同社は鉄鋼の製造・販売を主軸とし、鉄鋼製品のほかエンジニアリングや不動産事業を展開する企業集団です。鉄鋼事業では、主要株主である阪和興業8078との強固な関係を基盤に、国内の問屋や溶断業者と密接なサプライチェーンを構築しています。

これらのネットワークを活用することで、特定の大手顧客への依存を避け、多種多様な中小最終ユーザーへ向けたリスク分散と差別化を図っています。また、エンジニアリング事業では魚礁やロールの製造・販売を行い、不動産事業では安定した賃貸収入を確保する構造となっています。

KPI

当連結会計年度における鉄鋼セグメントの売上高は1,458億60万円となり、前年度比で207億86百万円の減少となりました。一方で、エンジニアリング事業の売上高は16億87万円、不動産事業の売上高は13億95百万円と推移しています。

生産面では、変電所事故による電気炉の操業停止の影響を受け、鉄鋼粗鋼の生産高は前年度比で37.9%減少しました。しかし、当期純利益は24億62百万円を確保しており、事業構造の多角化により安定的な経営基盤を維持しています。

成長ドライバー

カーボンニュートラルへの対応が加速する中、同社はCO2排出量が少ない電気炉鋼材の優位性を活かした成長戦略を推進しています。特に、低CO2排出鋼材のニーズ拡大を見据えた高付加価値製品の開発や、加工能力の強化に注力しています。

また、日本製鉄5401との合弁による新電気炉設備の建設や、他社との業務提携を通じた電気炉鋼材の適用拡大に向けた取り組みを推進しています。これらの投資と技術開発により、将来的な生産能力の増強と市場シェアの拡大を目指す方針です。

リスク

鉄鋼製品の主要原材料であるスクラップ価格やエネルギー価格の動向が、経営成績に直接的な影響を与えるリスクがあります。特に電力コストの高騰や燃料価格の上昇は、製造プロセスにおけるコスト負担を増大させる要因となります。

また、地政学リスクに伴う輸入製品との競合や、環境規制の強化による追加的な費用負担も課題として認識されています。

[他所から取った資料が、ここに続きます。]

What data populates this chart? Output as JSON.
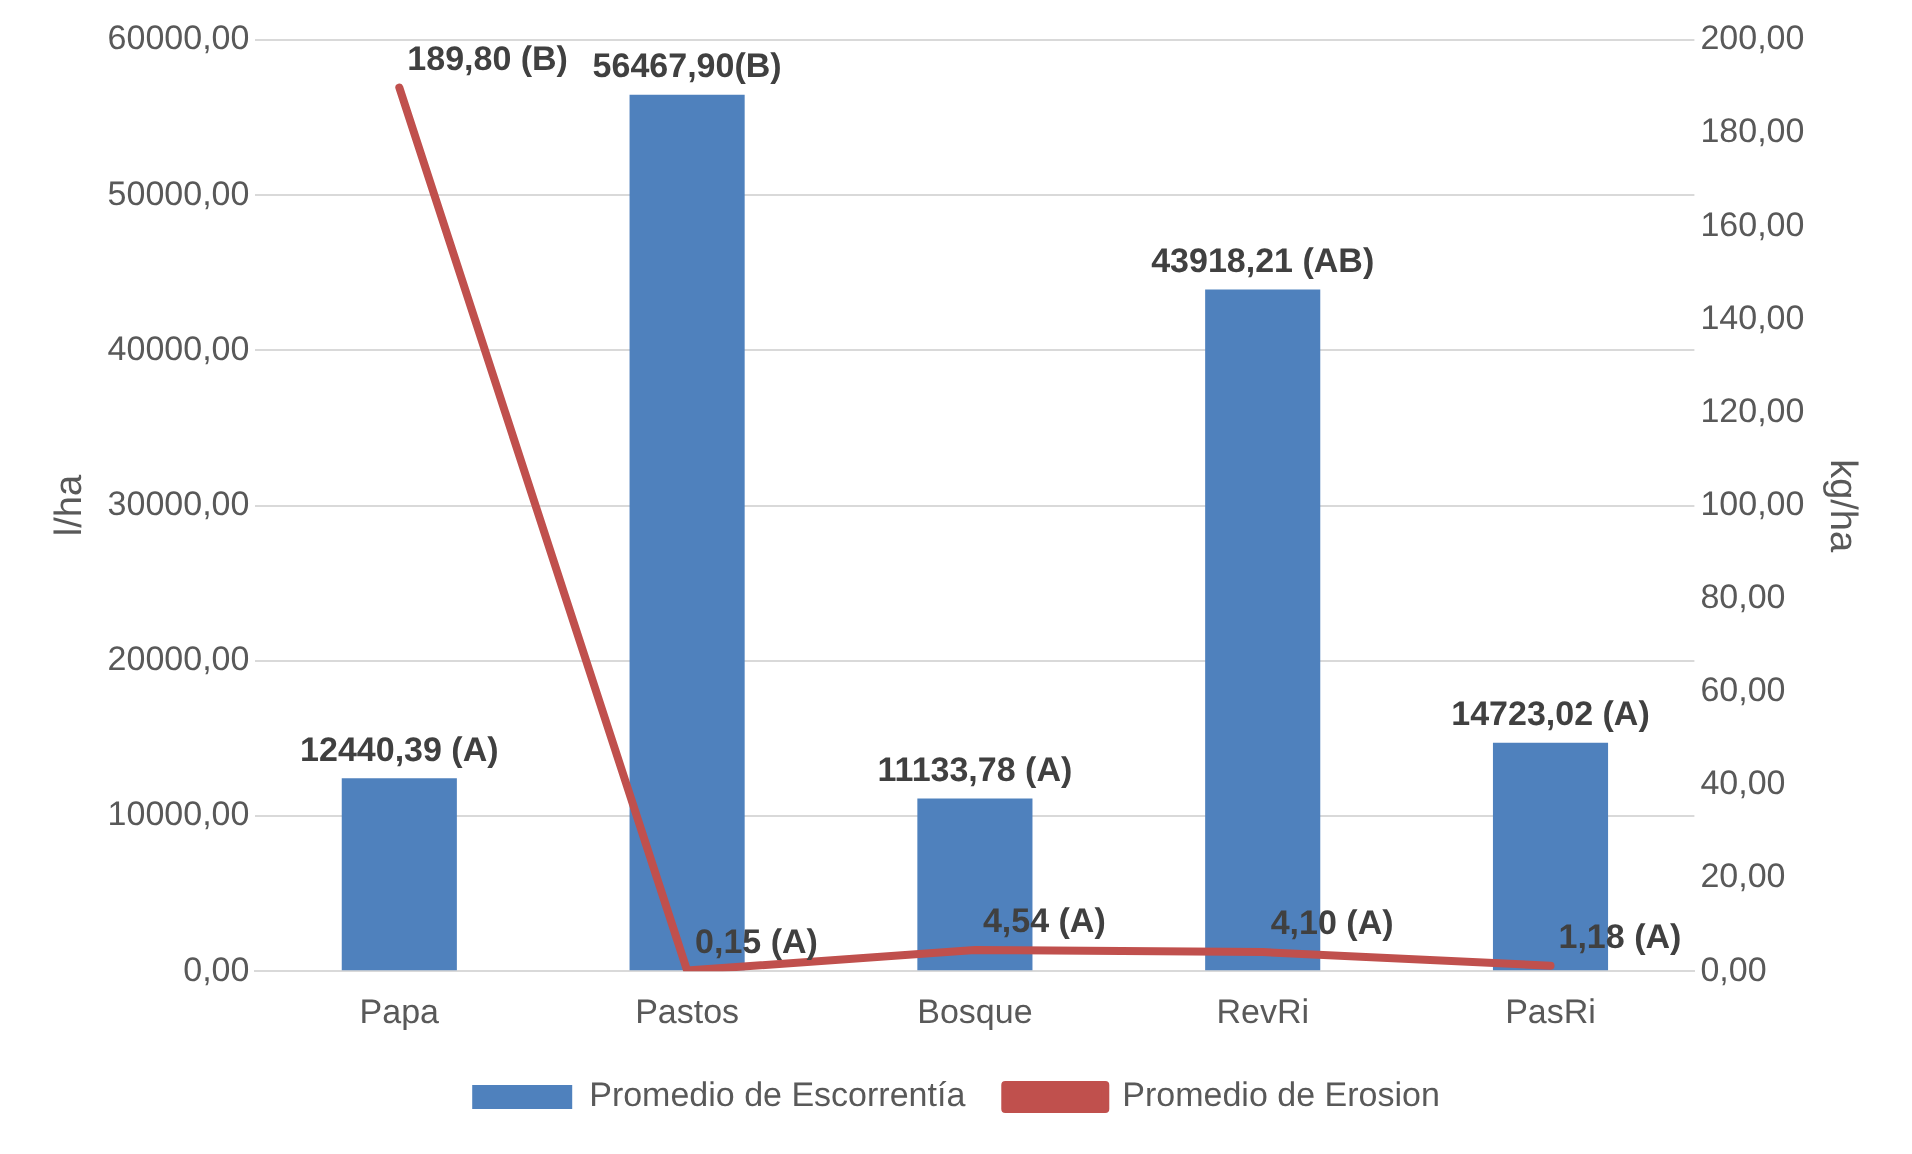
{
  "chart_data": {
    "type": "bar",
    "categories": [
      "Papa",
      "Pastos",
      "Bosque",
      "RevRi",
      "PasRi"
    ],
    "series": [
      {
        "name": "Promedio de Escorrentía",
        "color": "#4f81bd",
        "values": [
          12440.39,
          56467.9,
          11133.78,
          43918.21,
          14723.02
        ],
        "value_labels": [
          "12440,39 (A)",
          "56467,90(B)",
          "11133,78 (A)",
          "43918,21 (AB)",
          "14723,02 (A)"
        ]
      },
      {
        "name": "Promedio de Erosion",
        "type": "line",
        "axis": "y2",
        "color": "#c0504d",
        "values": [
          189.8,
          0.15,
          4.54,
          4.1,
          1.18
        ],
        "value_labels": [
          "189,80 (B)",
          "0,15 (A)",
          "4,54 (A)",
          "4,10 (A)",
          "1,18 (A)"
        ]
      }
    ],
    "ylabel": "l/ha",
    "y2label": "kg/ha",
    "ylim": [
      0,
      60000
    ],
    "yticks": [
      {
        "value": 0,
        "label": "0,00"
      },
      {
        "value": 10000,
        "label": "10000,00"
      },
      {
        "value": 20000,
        "label": "20000,00"
      },
      {
        "value": 30000,
        "label": "30000,00"
      },
      {
        "value": 40000,
        "label": "40000,00"
      },
      {
        "value": 50000,
        "label": "50000,00"
      },
      {
        "value": 60000,
        "label": "60000,00"
      }
    ],
    "y2lim": [
      0,
      200
    ],
    "y2ticks": [
      {
        "value": 0,
        "label": "0,00"
      },
      {
        "value": 20,
        "label": "20,00"
      },
      {
        "value": 40,
        "label": "40,00"
      },
      {
        "value": 60,
        "label": "60,00"
      },
      {
        "value": 80,
        "label": "80,00"
      },
      {
        "value": 100,
        "label": "100,00"
      },
      {
        "value": 120,
        "label": "120,00"
      },
      {
        "value": 140,
        "label": "140,00"
      },
      {
        "value": 160,
        "label": "160,00"
      },
      {
        "value": 180,
        "label": "180,00"
      },
      {
        "value": 200,
        "label": "200,00"
      }
    ],
    "grid": "y",
    "legend": "bottom"
  }
}
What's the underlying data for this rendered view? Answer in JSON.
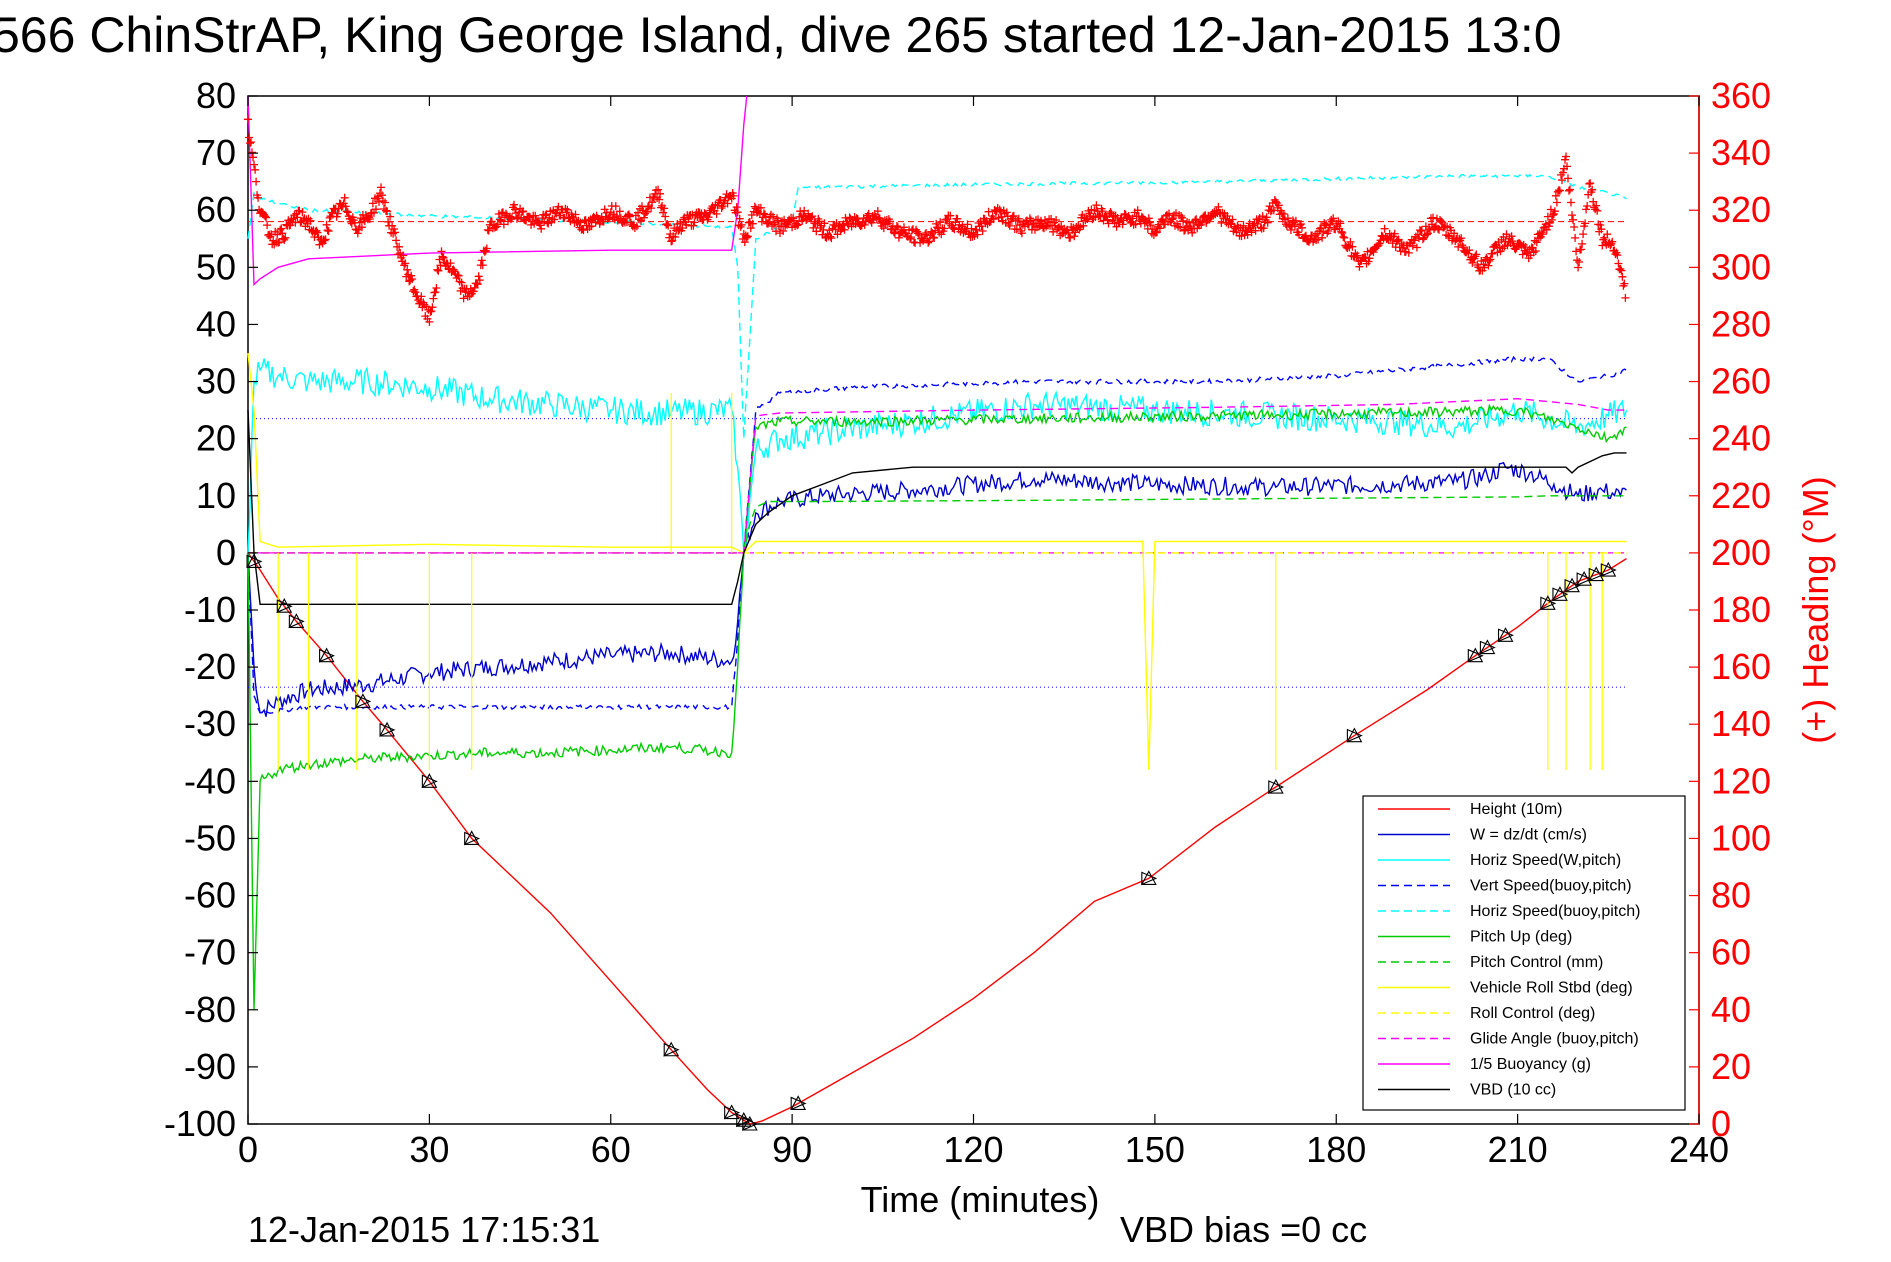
{
  "chart_data": {
    "type": "line",
    "title": "566 ChinStrAP, King George Island, dive 265 started 12-Jan-2015 13:0",
    "xlabel": "Time (minutes)",
    "ylabel_right": "(+) Heading (°M)",
    "xlim": [
      0,
      240
    ],
    "ylim_left": [
      -100,
      80
    ],
    "ylim_right": [
      0,
      360
    ],
    "x_ticks": [
      "0",
      "30",
      "60",
      "90",
      "120",
      "150",
      "180",
      "210",
      "240"
    ],
    "y_ticks_left": [
      "80",
      "70",
      "60",
      "50",
      "40",
      "30",
      "20",
      "10",
      "0",
      "-10",
      "-20",
      "-30",
      "-40",
      "-50",
      "-60",
      "-70",
      "-80",
      "-90",
      "-100"
    ],
    "y_ticks_right": [
      "360",
      "340",
      "320",
      "300",
      "280",
      "260",
      "240",
      "220",
      "200",
      "180",
      "160",
      "140",
      "120",
      "100",
      "80",
      "60",
      "40",
      "20",
      "0"
    ],
    "footer_left": "12-Jan-2015 17:15:31",
    "footer_right": "VBD bias =0 cc",
    "legend_position": "bottom-right",
    "heading_mean": 316,
    "series": [
      {
        "name": "Height (10m)",
        "color": "#ff0000",
        "style": "solid",
        "x": [
          0,
          2,
          5,
          8,
          13,
          19,
          23,
          30,
          37,
          50,
          60,
          70,
          76,
          80,
          83,
          85,
          90,
          100,
          110,
          120,
          130,
          140,
          149,
          160,
          170,
          183,
          195,
          203,
          210,
          216,
          220,
          225,
          228
        ],
        "y": [
          0,
          -3,
          -8,
          -12,
          -18,
          -26,
          -31,
          -40,
          -50,
          -63,
          -75,
          -87,
          -94,
          -98,
          -100,
          -99.5,
          -97,
          -91,
          -85,
          -78,
          -70,
          -61,
          -57,
          -48,
          -41,
          -32,
          -24,
          -18,
          -13,
          -8,
          -5,
          -3,
          -1
        ]
      },
      {
        "name": "W = dz/dt (cm/s)",
        "color": "#0000cc",
        "style": "solid",
        "x": [
          0,
          1,
          2,
          5,
          10,
          20,
          30,
          40,
          50,
          60,
          70,
          80,
          81,
          82,
          84,
          88,
          95,
          110,
          130,
          150,
          170,
          190,
          200,
          205,
          208,
          212,
          216,
          220,
          224,
          227,
          228
        ],
        "y": [
          0,
          -20,
          -28,
          -26,
          -24,
          -23,
          -21,
          -20,
          -19,
          -18,
          -17.5,
          -19,
          -12,
          0,
          7,
          9,
          10,
          11,
          13,
          12,
          11.5,
          12,
          12.5,
          13.5,
          15,
          14,
          12,
          10,
          11,
          10,
          11
        ]
      },
      {
        "name": "Horiz Speed(W,pitch)",
        "color": "#00ffff",
        "style": "solid",
        "x": [
          0,
          1,
          2,
          5,
          10,
          20,
          30,
          40,
          50,
          60,
          70,
          80,
          81,
          82,
          84,
          88,
          95,
          110,
          130,
          150,
          170,
          190,
          200,
          210,
          220,
          225,
          228
        ],
        "y": [
          0,
          30,
          32,
          31,
          30,
          30,
          29,
          27,
          26,
          25,
          24.5,
          25,
          15,
          0,
          18,
          20,
          21,
          23,
          26,
          25,
          24,
          23,
          22,
          25,
          22,
          24,
          25
        ]
      },
      {
        "name": "Vert Speed(buoy,pitch)",
        "color": "#0000ff",
        "style": "dashed",
        "x": [
          0,
          1,
          2,
          10,
          30,
          60,
          80,
          81,
          82,
          84,
          88,
          100,
          130,
          160,
          180,
          200,
          210,
          215,
          220,
          225,
          228
        ],
        "y": [
          0,
          -25,
          -28,
          -27,
          -27,
          -27,
          -27,
          -15,
          0,
          25,
          28,
          29,
          30,
          30,
          31,
          33,
          34,
          34,
          30,
          31,
          32
        ]
      },
      {
        "name": "Horiz Speed(buoy,pitch)",
        "color": "#00ffff",
        "style": "dashed",
        "x": [
          0,
          1,
          2,
          10,
          30,
          60,
          80,
          81,
          82,
          84,
          90,
          91,
          120,
          160,
          180,
          200,
          215,
          220,
          225,
          228
        ],
        "y": [
          55,
          63,
          62,
          60,
          59,
          58,
          57,
          50,
          20,
          55,
          58,
          64,
          64.5,
          65,
          65.5,
          66,
          66,
          64,
          63,
          62
        ]
      },
      {
        "name": "Pitch Up (deg)",
        "color": "#00cc00",
        "style": "solid",
        "x": [
          0,
          1,
          2,
          5,
          10,
          20,
          30,
          40,
          50,
          60,
          70,
          80,
          81,
          82,
          84,
          88,
          100,
          130,
          160,
          190,
          210,
          220,
          225,
          228
        ],
        "y": [
          0,
          -80,
          -40,
          -38,
          -37,
          -36,
          -35.5,
          -35,
          -35,
          -34.5,
          -34,
          -35,
          -20,
          0,
          22,
          23,
          23,
          23.5,
          24,
          24.5,
          25,
          22,
          20,
          22
        ]
      },
      {
        "name": "Pitch Control (mm)",
        "color": "#00cc00",
        "style": "dashed",
        "x": [
          0,
          82,
          83,
          84,
          86,
          95,
          130,
          170,
          210,
          215,
          220,
          224,
          228
        ],
        "y": [
          0,
          0,
          5,
          8,
          9,
          9,
          9.2,
          9.5,
          9.8,
          10,
          10,
          10,
          10
        ]
      },
      {
        "name": "Vehicle Roll Stbd (deg)",
        "color": "#ffff00",
        "style": "solid",
        "x": [
          0,
          1,
          2,
          5,
          30,
          60,
          80,
          82,
          84,
          100,
          148,
          149,
          150,
          170,
          200,
          215,
          220,
          228
        ],
        "y": [
          35,
          25,
          2,
          1,
          1.5,
          1,
          1,
          0,
          2,
          2,
          2,
          -38,
          2,
          2,
          2,
          2,
          2,
          2
        ]
      },
      {
        "name": "Roll Control (deg)",
        "color": "#ffff00",
        "style": "dashed",
        "x": [
          0,
          2,
          10,
          30,
          60,
          80,
          82,
          84,
          120,
          160,
          200,
          215,
          220,
          225,
          228
        ],
        "y": [
          0,
          0,
          0,
          0,
          0,
          0,
          0,
          0,
          0,
          0,
          0,
          0,
          0,
          0,
          0
        ]
      },
      {
        "name": "Glide Angle (buoy,pitch)",
        "color": "#ff00ff",
        "style": "dashed",
        "x": [
          0,
          2,
          30,
          60,
          82,
          84,
          88,
          120,
          160,
          190,
          210,
          220,
          225,
          228
        ],
        "y": [
          0,
          0,
          0,
          0,
          0,
          24,
          24.5,
          25,
          25.5,
          26,
          27,
          26,
          25,
          25
        ]
      },
      {
        "name": "1/5 Buoyancy (g)",
        "color": "#ff00ff",
        "style": "solid",
        "x": [
          0,
          1,
          2,
          5,
          10,
          20,
          30,
          60,
          80,
          81,
          82,
          82.5
        ],
        "y": [
          80,
          47,
          48,
          50,
          51.5,
          52,
          52.5,
          53,
          53,
          60,
          75,
          80
        ]
      },
      {
        "name": "VBD (10 cc)",
        "color": "#000000",
        "style": "solid",
        "x": [
          0,
          1,
          2,
          80,
          81,
          82,
          84,
          86,
          90,
          95,
          100,
          110,
          130,
          160,
          190,
          210,
          218,
          219,
          220,
          222,
          224,
          226,
          228
        ],
        "y": [
          25,
          0,
          -9,
          -9,
          -5,
          0,
          5,
          7,
          10,
          12,
          14,
          15,
          15,
          15,
          15,
          15,
          15,
          14,
          15,
          16,
          17,
          17.5,
          17.5
        ]
      }
    ],
    "heading_series": {
      "name": "(+) Heading",
      "color": "#ff0000",
      "x": [
        0,
        2,
        4,
        6,
        8,
        10,
        12,
        14,
        16,
        18,
        20,
        22,
        24,
        26,
        28,
        30,
        32,
        34,
        36,
        38,
        40,
        44,
        48,
        52,
        56,
        60,
        64,
        68,
        70,
        72,
        76,
        80,
        82,
        84,
        88,
        92,
        96,
        100,
        104,
        108,
        112,
        116,
        120,
        124,
        128,
        132,
        136,
        140,
        144,
        148,
        150,
        152,
        156,
        160,
        164,
        168,
        170,
        172,
        176,
        180,
        184,
        188,
        192,
        196,
        200,
        204,
        208,
        212,
        216,
        218,
        220,
        222,
        224,
        226,
        228
      ],
      "y": [
        350,
        320,
        310,
        312,
        318,
        316,
        308,
        318,
        322,
        314,
        318,
        326,
        312,
        300,
        290,
        282,
        304,
        298,
        290,
        294,
        314,
        320,
        315,
        320,
        314,
        320,
        316,
        326,
        310,
        316,
        318,
        326,
        310,
        320,
        314,
        318,
        312,
        316,
        318,
        312,
        310,
        316,
        312,
        320,
        314,
        316,
        312,
        320,
        316,
        318,
        312,
        318,
        314,
        320,
        312,
        316,
        322,
        316,
        310,
        316,
        300,
        312,
        306,
        316,
        310,
        300,
        310,
        304,
        320,
        338,
        300,
        330,
        310,
        308,
        290
      ]
    }
  }
}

これらの外部要因に対し、同社は代替鉄源の活用やサプライチェーンの強化を通じて、影響を最小限に抑える体制を構築しています。

競合

同社は電気炉メーカーとしての強みと独自の技術力を持ち、高炉・転炉の技術も併せ持つ限られたメーカーの一つとして位置付けられています。競合他社との差別化を図るため、地場密着型の販売網を活用したきめ細かな対応を重視しています。

特に環境意識の高まりに伴う脱炭素の流れを受け、カーボンニュートラルに貢献する製品の提供が競争優位性の源泉となります。今後も、加工能力の向上や高付加価値な製品ラインアップの拡充を通じて、市場における存在感を高める戦略をとっています。

バリュエーション

2026年8月10日時点の株価は627円であり、同日の時価総額は約362.2億円となっています。この時点でのPERは14.71倍、PBRは0.33倍と算出されています。

また、同日のデータに基づく配当利回りは2.10%となっており、安定した還元姿勢が見て取れます。これらの指標は、同社の事業基盤と将来の成長期待を反映する内容となっています。